Injured victims and the families of those killed on 30 January 1972 requested formal reviews into the decisions made by Public Prosecution Service (PPS) in March last year.
Thirteen civilians were killed in Londonderry on Bloody Sunday after British Army personnel opened fire on civil rights demonstrators in January 1972.
It has been announced that the 'Test for Prosecution' has not been met, with the evidence "insufficient" to provide "a reasonable prospect of conviction of any of the 15 soldiers who were the subjects of the reviews".
The PPS said those who appealed the decisions were informed of the outcome of the internal review in writing this morning, with the 15 soldiers concerned also informed.
Among those 15 veterans is Soldier F, who, as part of a prosecution launched in March 2019, faces two charges of murder and five charges of attempted murder in relation to Bloody Sunday.
That existing prosecution continues, although the PPS review has confirmed Soldier F will face no additional charges.
The internal review was undertaken by PPS Senior Assistant Director Marianne O'Kane.
The requests received related specifically to the deaths of 10 of the victims who died on the day, as well as 10 others who were injured.

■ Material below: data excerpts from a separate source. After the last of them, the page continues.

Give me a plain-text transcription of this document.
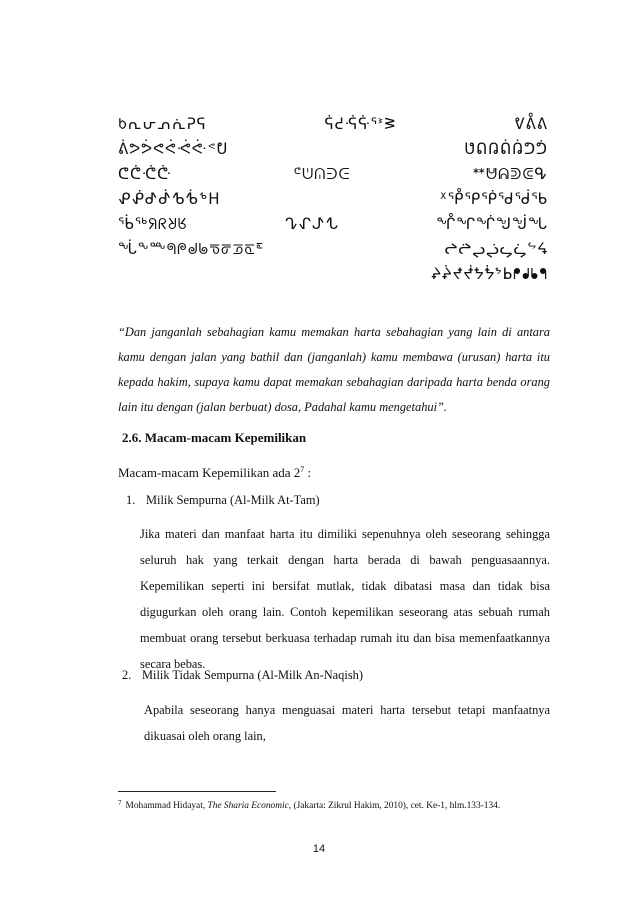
ᱠᕆᕂᕄᕇᕈᕋ	ᕌᕍᕎᕏᕐᕑᕒ	ᕓᕔᕕ
ᕖᕗᕘᕙᕚᕛᕜᕝᕞ	ᕟᕠᕡᕢᕣᕤᕥ
ᕦᕧᕨᕩ	ᕪᕫᕬᕭᕮ	ᕯᕰᕱᕲᕳᕴ
ᕵᕶᕷᕸᕹᕺᕻᕼ	ᕽᕾᕿᖀᖁᖂᖃ
ᖄᖅᖆᖇᖈᖉ	ᖊᖋᖌᖍ	ᖎᖏᖐᖑᖒᖓ
ᖔᖕᖖᖗᖘᖙᖚᖛᖜᖝᖞᖟ	ᖠᖡᖢᖣᖤᖥᖦᖧ
ᖨᖩᖪᖫᖬᖭᖮᖯᖰᖱᖲᖳ

“Dan janganlah sebahagian kamu memakan harta sebahagian yang lain di antara kamu dengan jalan yang bathil dan (janganlah) kamu membawa (urusan) harta itu kepada hakim, supaya kamu dapat memakan sebahagian daripada harta benda orang lain itu dengan (jalan berbuat) dosa, Padahal kamu mengetahui”.

2.6. Macam-macam Kepemilikan
Macam-macam Kepemilikan ada $2^7$ :
1. Milik Sempurna (Al-Milk At-Tam)

Jika materi dan manfaat harta itu dimiliki sepenuhnya oleh seseorang sehingga seluruh hak yang terkait dengan harta berada di bawah penguasaannya. Kepemilikan seperti ini bersifat mutlak, tidak dibatasi masa dan tidak bisa digugurkan oleh orang lain. Contoh kepemilikan seseorang atas sebuah rumah membuat orang tersebut berkuasa terhadap rumah itu dan bisa memenfaatkannya secara bebas.

2. Milik Tidak Sempurna (Al-Milk An-Naqish)

Apabila seseorang hanya menguasai materi harta tersebut tetapi manfaatnya dikuasai oleh orang lain,

$^7$ Mohammad Hidayat, The Sharia Economic, (Jakarta: Zikrul Hakim, 2010), cet. Ke-1, hlm.133-134.
14
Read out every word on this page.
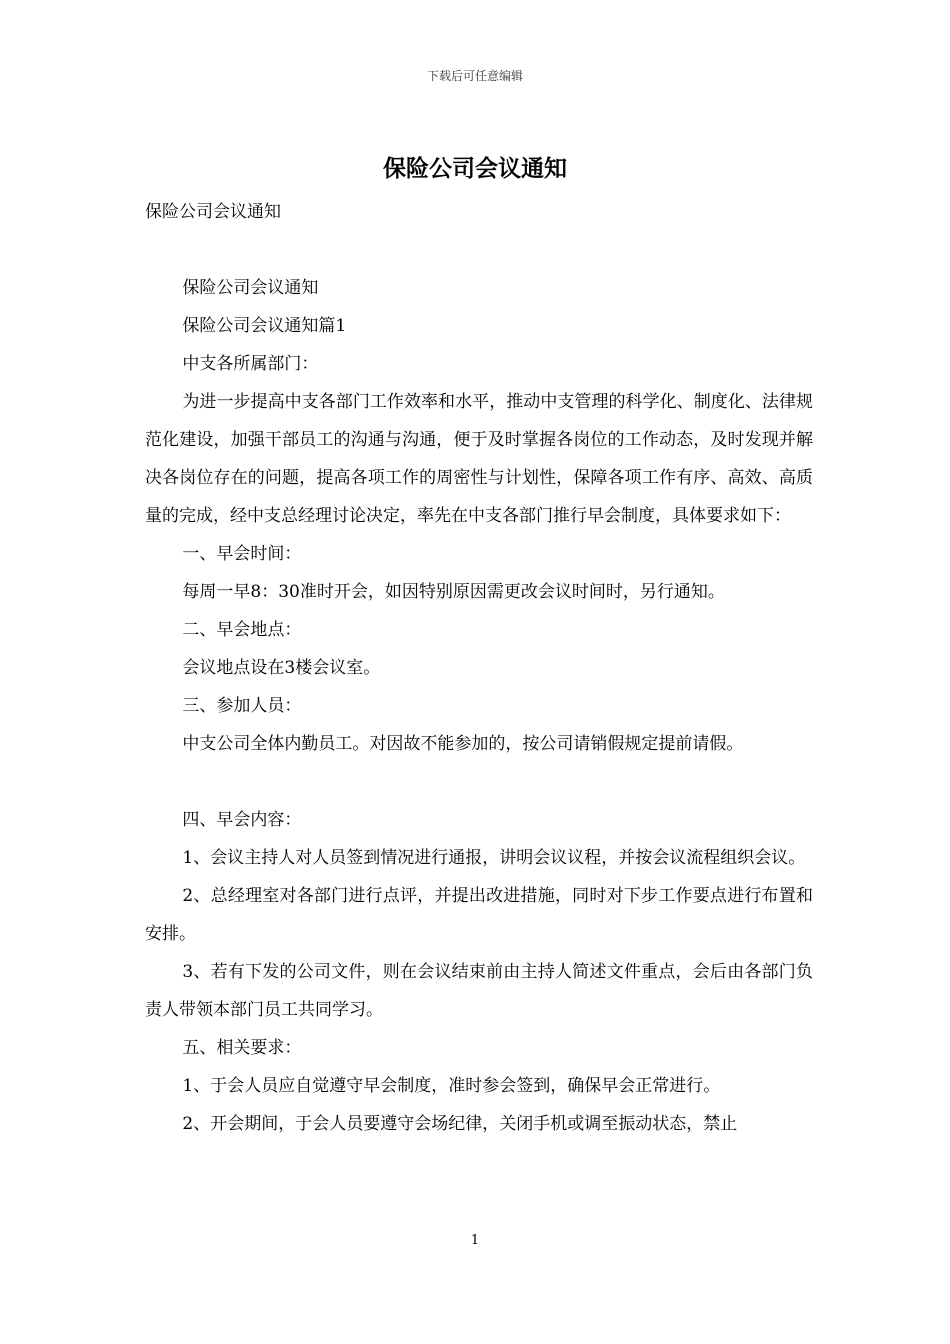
下载后可任意编辑
保险公司会议通知
保险公司会议通知

保险公司会议通知

保险公司会议通知篇1

中支各所属部门：

为进一步提高中支各部门工作效率和水平，推动中支管理的科学化、制度化、法律规范化建设，加强干部员工的沟通与沟通，便于及时掌握各岗位的工作动态，及时发现并解决各岗位存在的问题，提高各项工作的周密性与计划性，保障各项工作有序、高效、高质量的完成，经中支总经理讨论决定，率先在中支各部门推行早会制度，具体要求如下：

一、早会时间：

每周一早8：30准时开会，如因特别原因需更改会议时间时，另行通知。

二、早会地点：

会议地点设在3楼会议室。

三、参加人员：

中支公司全体内勤员工。对因故不能参加的，按公司请销假规定提前请假。

四、早会内容：

1、会议主持人对人员签到情况进行通报，讲明会议议程，并按会议流程组织会议。

2、总经理室对各部门进行点评，并提出改进措施，同时对下步工作要点进行布置和安排。

3、若有下发的公司文件，则在会议结束前由主持人简述文件重点，会后由各部门负责人带领本部门员工共同学习。

五、相关要求：

1、于会人员应自觉遵守早会制度，准时参会签到，确保早会正常进行。

2、开会期间，于会人员要遵守会场纪律，关闭手机或调至振动状态，禁止

1
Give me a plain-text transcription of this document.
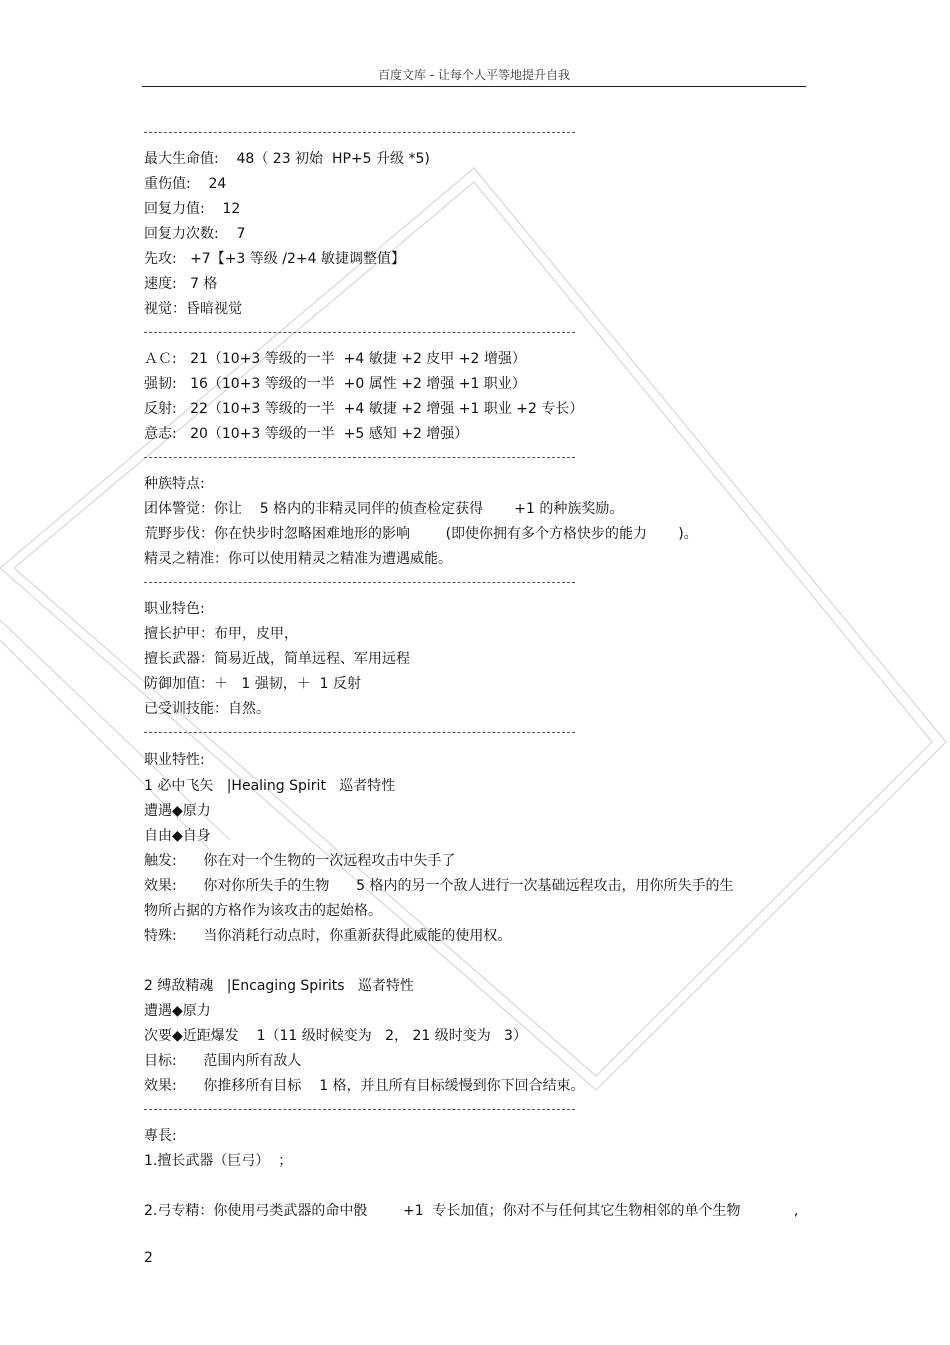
百度文库 - 让每个人平等地提升自我
最大生命值:    48（ 23 初始  HP+5 升级 *5)
重伤值:    24
回复力值:    12
回复力次数:    7
先攻:   +7【+3 等级 /2+4 敏捷调整值】
速度:   7 格
视觉：昏暗视觉
ＡＣ:   21（10+3 等级的一半  +4 敏捷 +2 皮甲 +2 增强）
强韧:   16（10+3 等级的一半  +0 属性 +2 增强 +1 职业）
反射:   22（10+3 等级的一半  +4 敏捷 +2 增强 +1 职业 +2 专长）
意志:   20（10+3 等级的一半  +5 感知 +2 增强）
种族特点:
团体警觉：你让    5 格内的非精灵同伴的侦查检定获得       +1 的种族奖励。
荒野步伐：你在快步时忽略困难地形的影响        (即使你拥有多个方格快步的能力       )。
精灵之精准：你可以使用精灵之精准为遭遇威能。
职业特色:
擅长护甲：布甲，皮甲，
擅长武器：简易近战，简单远程、军用远程
防御加值：＋   1 强韧，＋  1 反射
已受训技能：自然。
职业特性:
1 必中飞矢   |Healing Spirit   巡者特性
遭遇◆原力
自由◆自身
触发:      你在对一个生物的一次远程攻击中失手了
效果:      你对你所失手的生物      5 格内的另一个敌人进行一次基础远程攻击，用你所失手的生
物所占据的方格作为该攻击的起始格。
特殊:      当你消耗行动点时，你重新获得此威能的使用权。
2 缚敌精魂   |Encaging Spirits   巡者特性
遭遇◆原力
次要◆近距爆发    1（11 级时候变为   2， 21 级时变为   3）
目标:      范围内所有敌人
效果:      你推移所有目标    1 格，并且所有目标缓慢到你下回合结束。
專長:
1.擅长武器（巨弓）  ；
2.弓专精：你使用弓类武器的命中骰        +1  专长加值；你对不与任何其它生物相邻的单个生物            ,
2
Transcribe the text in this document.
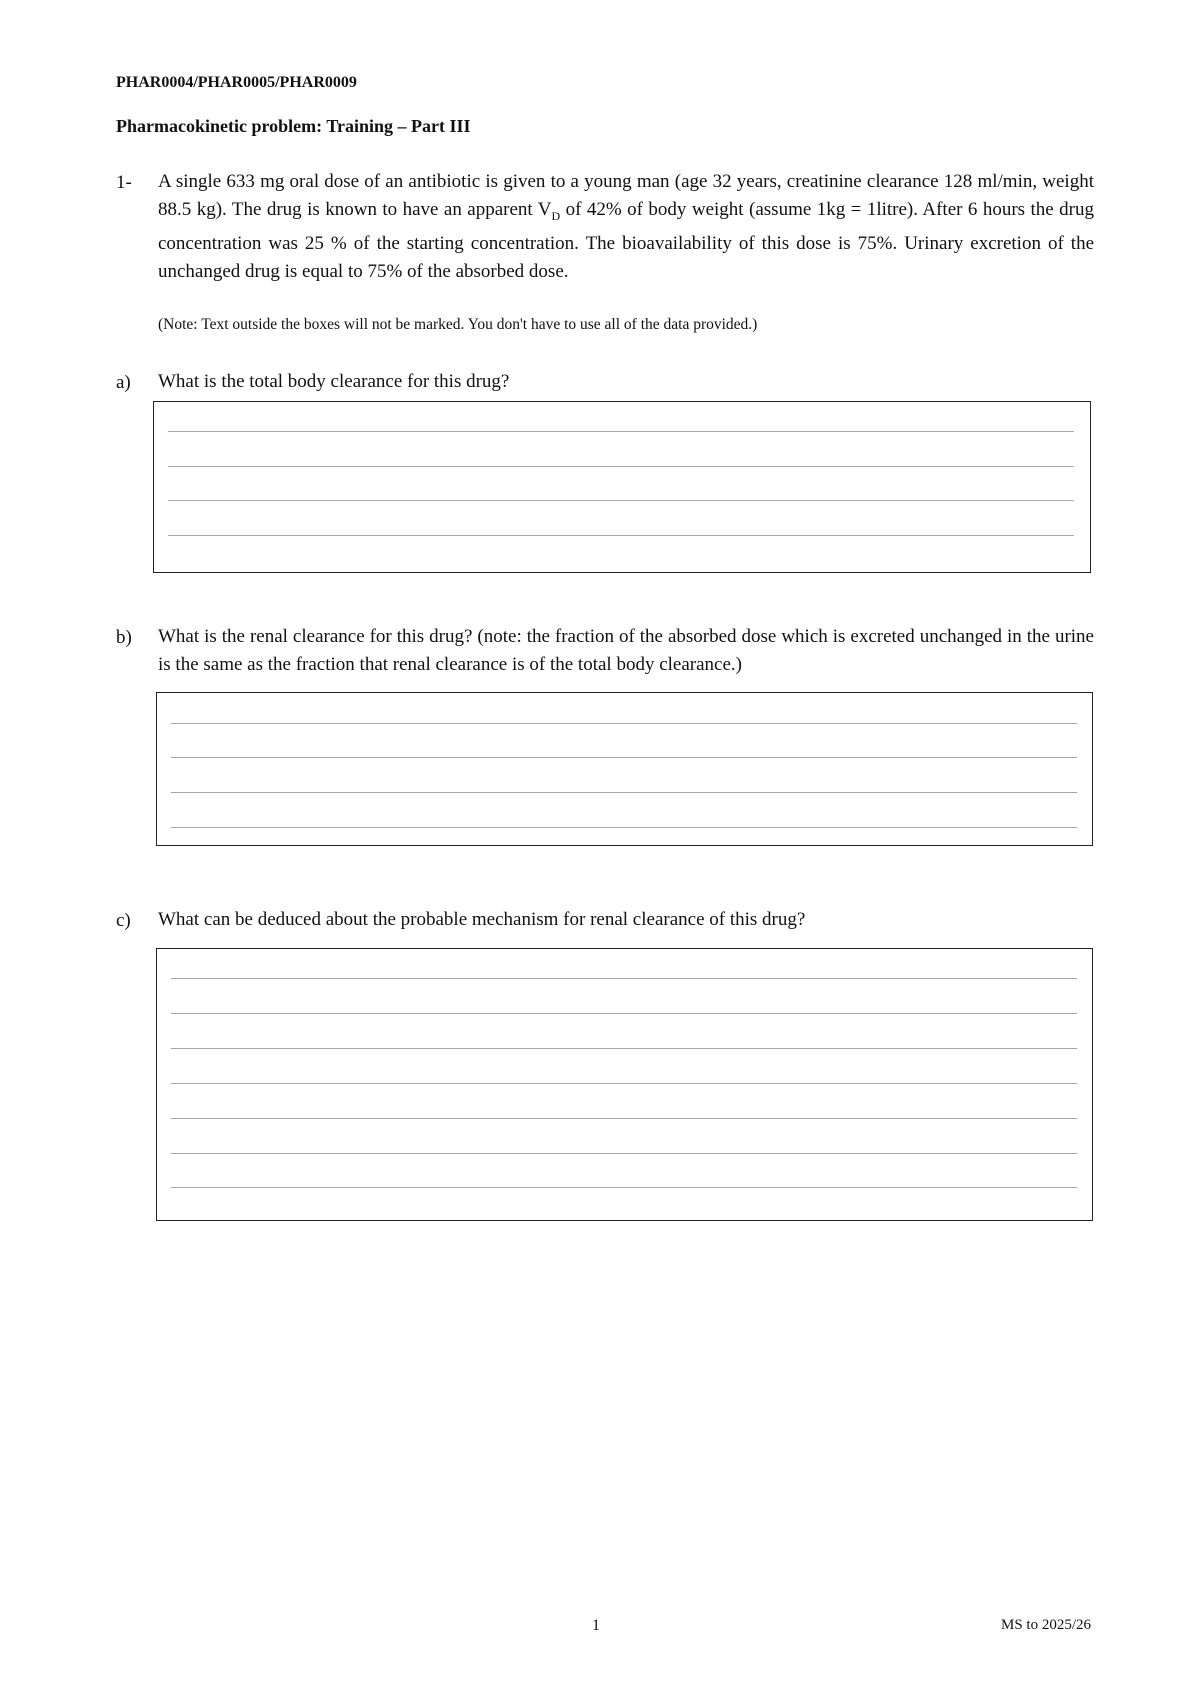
PHAR0004/PHAR0005/PHAR0009
Pharmacokinetic problem: Training – Part III
1- A single 633 mg oral dose of an antibiotic is given to a young man (age 32 years, creatinine clearance 128 ml/min, weight 88.5 kg). The drug is known to have an apparent $V_D$ of 42% of body weight (assume 1kg = 1litre). After 6 hours the drug concentration was 25 % of the starting concentration. The bioavailability of this dose is 75%. Urinary excretion of the unchanged drug is equal to 75% of the absorbed dose.
(Note: Text outside the boxes will not be marked. You don't have to use all of the data provided.)
a) What is the total body clearance for this drug?
b) What is the renal clearance for this drug? (note: the fraction of the absorbed dose which is excreted unchanged in the urine is the same as the fraction that renal clearance is of the total body clearance.)
c) What can be deduced about the probable mechanism for renal clearance of this drug?
1	MS to 2025/26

"The reviews process began substantively in November 2019, after receipt of all legal submissions, and involved applying the Test for Prosecution afresh to all available evidence submitted by the Police Service of Northern Ireland (PSNI) from 2016-17," Ms O'Kane said.
"I have concluded that the available evidence is insufficient to provide a reasonable prospect of conviction of any of the 15 soldiers who were the subjects of the reviews.
"Accordingly, the decisions not to prosecute these 15 individuals all stand."